In my experience, identity to some extent is determined by your environment. They say that people who are brainwashed into being submissive, by methods of torture, quickly go back to being their old selves, once they get back to their homes and families. That's an extreme example, but the point is that, conversely, once your leave your home, you can become a new person.

That has positive and negative sides. Some people become more reckless, and others simply become more outgoing... Identity is definitely something to be careful with in that respect.

Thanks for posting and I bid you good journey.

culture and upbringing has some bearing on how people socialise and connect with others. You often find when people are on holiday, their normal barriers are relaxed and they will connect with others in the same location/hotel etc , but back in their own environment they will revert back to norm. Not everyone is like this, young people seem to connect with each other a lot quicker and keep the 'friendship' going when they return home due to social media. The number of 'new friends' my two girls have found when on holiday is quiet a few and they still keep in contact with some of them. Enjoy your exchange, I expect you will make some life time friends here...

Such openness and willingness to communicate maybe dangerous in some specific situations, but overall I really would like that people are more social. In my country it's not quite OK to just go and reach out to unknown people. Most likely people'll think you're drunk/crazy/rude... But sometimes it's OK for some people - so you never know it here.

I would like to include your article in my TOP5 Lucky Find Psychology articles for today.

I think a key difference is that when people are in their home city, even if they're newcomers, they have at least some fixed outlets for meeting people through work, organizations, exercise, etc.

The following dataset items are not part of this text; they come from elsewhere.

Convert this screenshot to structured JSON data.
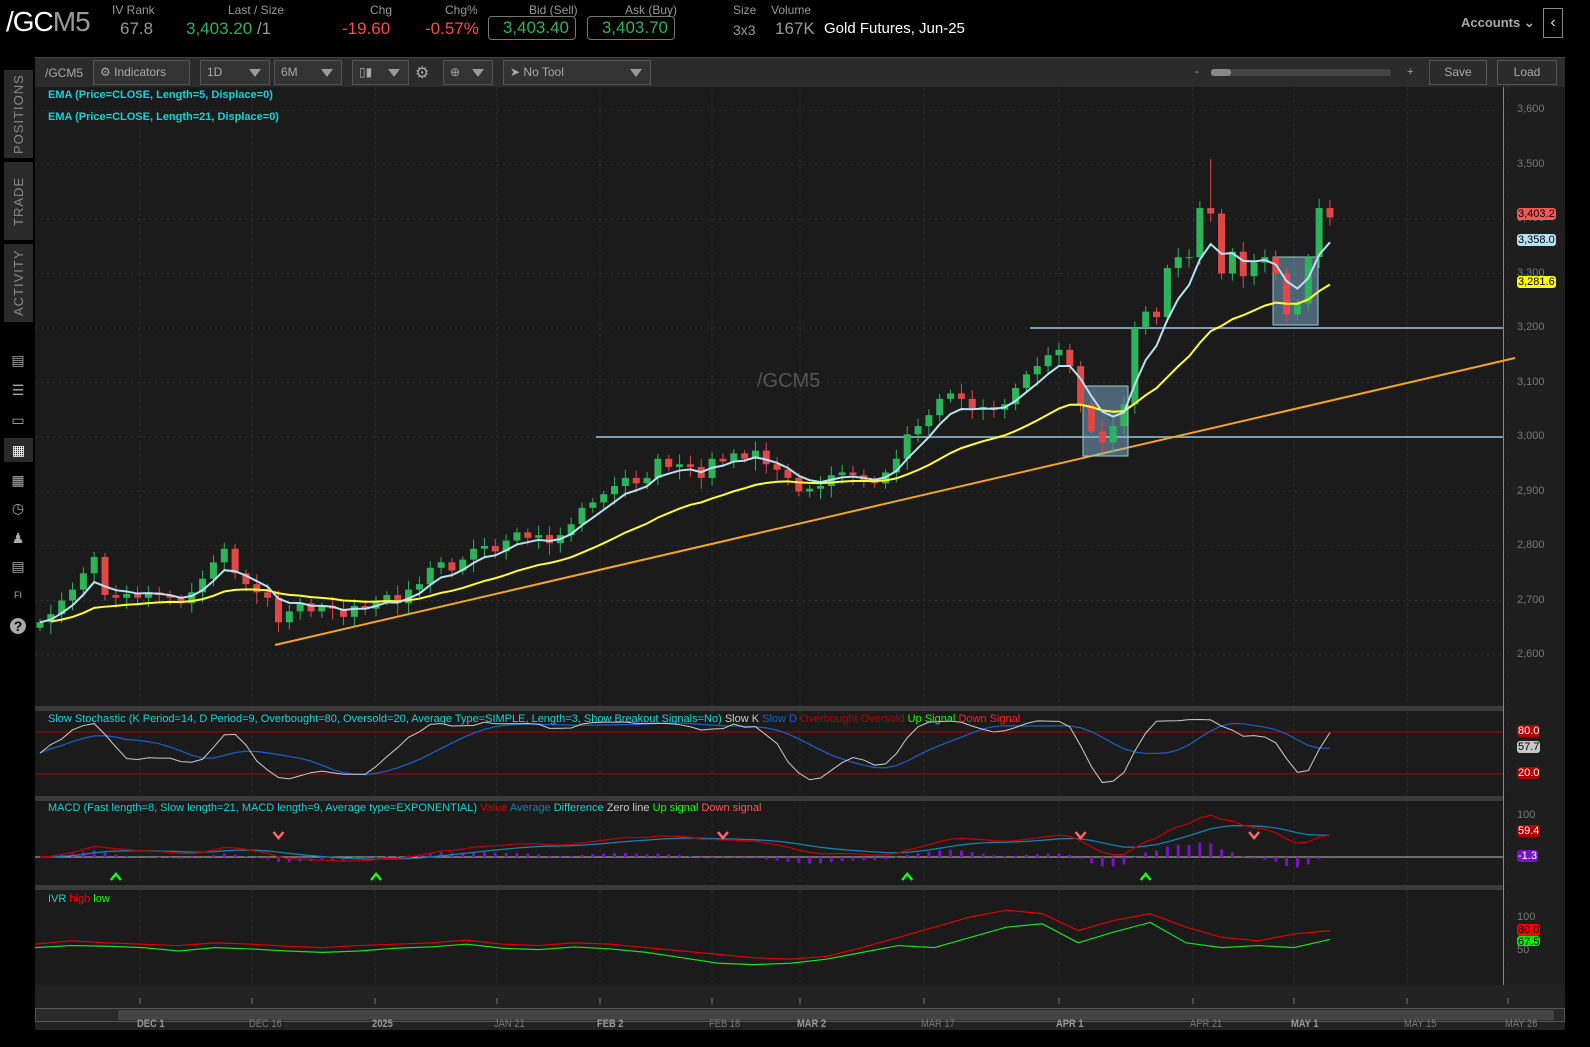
{
  "header": {
    "symbol_main": "/GC",
    "symbol_suffix": "M5",
    "iv_rank_label": "IV Rank",
    "iv_rank": "67.8",
    "last_label": "Last / Size",
    "last": "3,403.20",
    "size": "/1",
    "chg_label": "Chg",
    "chg": "-19.60",
    "chgpct_label": "Chg%",
    "chgpct": "-0.57%",
    "bid_label": "Bid (Sell)",
    "bid": "3,403.40",
    "ask_label": "Ask (Buy)",
    "ask": "3,403.70",
    "sz_label": "Size",
    "sz": "3x3",
    "vol_label": "Volume",
    "vol": "167K",
    "desc": "Gold Futures, Jun-25",
    "accounts": "Accounts"
  },
  "toolbar": {
    "symbol": "/GCM5",
    "indicators": "Indicators",
    "aggregation": "1D",
    "range": "6M",
    "tool": "No Tool",
    "zoom_minus": "-",
    "zoom_plus": "+",
    "save": "Save",
    "load": "Load"
  },
  "sidebar": {
    "tabs": [
      "POSITIONS",
      "TRADE",
      "ACTIVITY"
    ]
  },
  "studies": {
    "ema5": "EMA (Price=CLOSE, Length=5, Displace=0)",
    "ema21": "EMA (Price=CLOSE, Length=21, Displace=0)",
    "watermark": "/GCM5",
    "stoch": "Slow Stochastic (K Period=14, D Period=9, Overbought=80, Oversold=20, Average Type=SIMPLE, Length=3, Show Breakout Signals=No)",
    "stoch_legend": [
      "Slow K",
      "Slow D",
      "Overbought",
      "Oversold",
      "Up Signal",
      "Down Signal"
    ],
    "macd": "MACD (Fast length=8, Slow length=21, MACD length=9, Average type=EXPONENTIAL)",
    "macd_legend": [
      "Value",
      "Average",
      "Difference",
      "Zero line",
      "Up signal",
      "Down signal"
    ],
    "ivr": "IVR",
    "ivr_legend": [
      "high",
      "low"
    ]
  },
  "price_axis": {
    "ticks": [
      "3,600",
      "3,500",
      "3,400",
      "3,300",
      "3,200",
      "3,100",
      "3,000",
      "2,900",
      "2,800",
      "2,700",
      "2,600"
    ],
    "last_tag": "3,403.2",
    "ema5_tag": "3,358.0",
    "ema21_tag": "3,281.6"
  },
  "stoch_axis": {
    "ob": "80.0",
    "k": "57.7",
    "os": "20.0"
  },
  "macd_axis": {
    "top": "100",
    "value": "59.4",
    "diff": "-1.3"
  },
  "ivr_axis": {
    "top": "100",
    "mid": "50",
    "high": "80.0",
    "low": "67.5"
  },
  "x_axis": [
    "DEC 1",
    "DEC 16",
    "2025",
    "JAN 21",
    "FEB 2",
    "FEB 18",
    "MAR 2",
    "MAR 17",
    "APR 1",
    "APR 21",
    "MAY 1",
    "MAY 15",
    "MAY 26"
  ],
  "colors": {
    "up": "#2db35a",
    "down": "#e04848",
    "ema5": "#b8e2f2",
    "ema21": "#ffff33",
    "trend": "#f5a623",
    "level": "#7d9bb0"
  },
  "chart_data": {
    "type": "candlestick",
    "title": "/GCM5 Gold Futures, Jun-25 daily",
    "ylim": [
      2550,
      3650
    ],
    "first_open": 2650,
    "closes": [
      2660,
      2675,
      2700,
      2720,
      2750,
      2780,
      2710,
      2705,
      2712,
      2705,
      2715,
      2710,
      2705,
      2695,
      2715,
      2740,
      2770,
      2795,
      2750,
      2730,
      2715,
      2705,
      2660,
      2680,
      2695,
      2680,
      2690,
      2685,
      2670,
      2690,
      2685,
      2700,
      2710,
      2695,
      2720,
      2730,
      2760,
      2770,
      2755,
      2775,
      2795,
      2800,
      2790,
      2810,
      2825,
      2815,
      2820,
      2805,
      2820,
      2840,
      2870,
      2880,
      2895,
      2910,
      2925,
      2915,
      2925,
      2960,
      2945,
      2950,
      2945,
      2925,
      2960,
      2955,
      2970,
      2960,
      2975,
      2950,
      2940,
      2925,
      2900,
      2905,
      2910,
      2930,
      2935,
      2930,
      2920,
      2915,
      2935,
      2960,
      3005,
      3020,
      3040,
      3070,
      3080,
      3070,
      3050,
      3055,
      3050,
      3060,
      3090,
      3115,
      3130,
      3150,
      3160,
      3130,
      3060,
      3010,
      2990,
      3020,
      3060,
      3200,
      3230,
      3220,
      3310,
      3330,
      3330,
      3420,
      3410,
      3300,
      3340,
      3295,
      3320,
      3330,
      3300,
      3225,
      3245,
      3330,
      3420,
      3403
    ],
    "high_spikes": {
      "108": 3510
    },
    "levels": [
      3000,
      3200
    ],
    "ivr_high": [
      60,
      65,
      62,
      60,
      58,
      62,
      60,
      57,
      55,
      58,
      60,
      62,
      66,
      60,
      58,
      62,
      60,
      55,
      50,
      45,
      40,
      38,
      42,
      55,
      70,
      85,
      100,
      110,
      105,
      80,
      95,
      105,
      85,
      70,
      65,
      75,
      80
    ],
    "ivr_low": [
      55,
      58,
      57,
      55,
      50,
      55,
      53,
      50,
      48,
      50,
      54,
      56,
      60,
      54,
      52,
      56,
      53,
      48,
      40,
      32,
      30,
      32,
      38,
      48,
      58,
      55,
      70,
      85,
      90,
      62,
      78,
      92,
      62,
      55,
      58,
      55,
      67
    ]
  }
}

People who are away from their homes feel a bond with other people away from their homes--especially if they share a language in a place using a different language--and it doesn't just apply to nightlife. In addition, they have an urge to talk about their experiences, and it's hard to do that if you're struggling for basic words, so you may seek out other expats or travelers when you're new to a place, then develop friendships with locals as well as foreigners if you're in a place for awhile.

Surprise, even some of us old farts manage to continue new friendships using social media.

In small towns in the U.S. South when I was a girl, people nodded or waved or spoke even to strangers, and the Guatemala people here are the same. In all the Latin American countries I've been in, strangers will wish me a good appetite as they pass my restaurant table. Strangers don't generally do that in the U.S. The degree to which one talks to strangers and the amount of personal space one expects are both shaped by culture.